I won’t tell you that no one at all leaves their seat for 45 minutes straight but the amount of up and down is dramatically less than the average American sport.
After all, one cannot properly join the chorus of Oriol Romeu’s terrace song from in front of a stainless steel trough in the men’s room, and there’s nothing in the world worse than missing the ball hit the back of the net from a header after a corner, a volley from the edge of the box, a well-earned penalty.
Ori-oriol
ori-oriol
oriol Romeu
ori-oriol
ori-oriol
oriol Romeu
ori-oriol
ori-oriol
oriol Romeu!
There are 15 minutes between halves and most football supporters spend that brief interval shuffling their cold feet in a queue to pee before joining another, longer queue that will ultimately culminate with the handing over of a few quid for a beer and a pie.
We wish for a goal, we sing in unison, we pee, we scarf down a pie.
It’s a simple life.
I’m a devotee of the classic sausage roll and waited for exactly 22 minutes at St.
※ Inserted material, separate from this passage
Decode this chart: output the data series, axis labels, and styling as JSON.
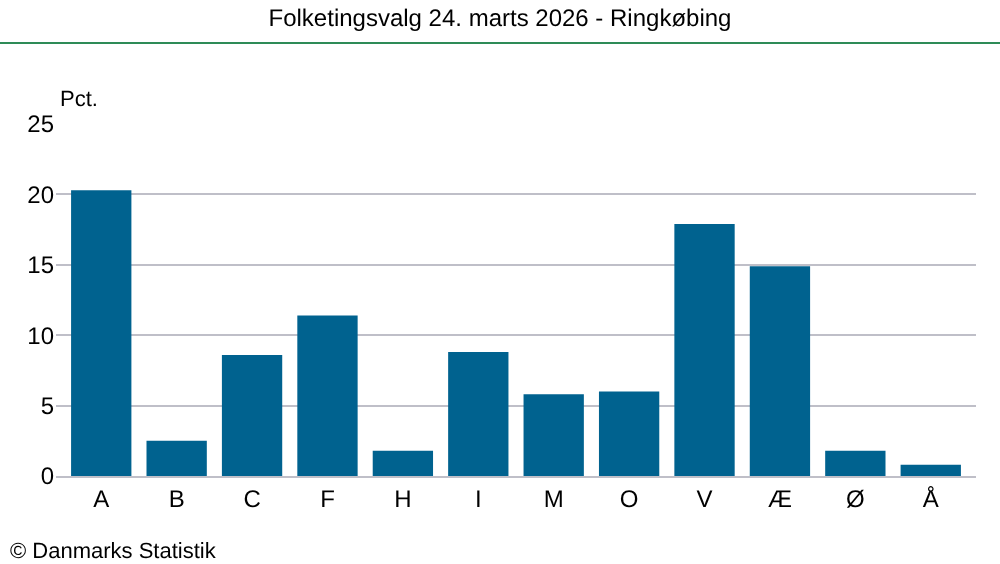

Mary’s for one, HT + 7′ of 2nd half, but when I finally reached Noah, the beleaguered concession worker responsible for the football-watching catastrophe and living proof I always pick the wrong line, the sausage rolls were gone as were the pies — all varieties, gone! — leaving only the blandest forearm-length hot dogs the south coast of England, nay the world, has ever known.
I plunked down by £3.70 and did a piss-poor job pretending it was a tender warm sausage wrapped in flaky pastry as I watched my Saints cling to and then eventually relinquish their slender 1-0 advantage to a late Arsenal goal from the meaty French forehead of Olivier Giroud.
Goddammit I wanted a sausage roll and a Saints win during my first visit to St. Mary’s.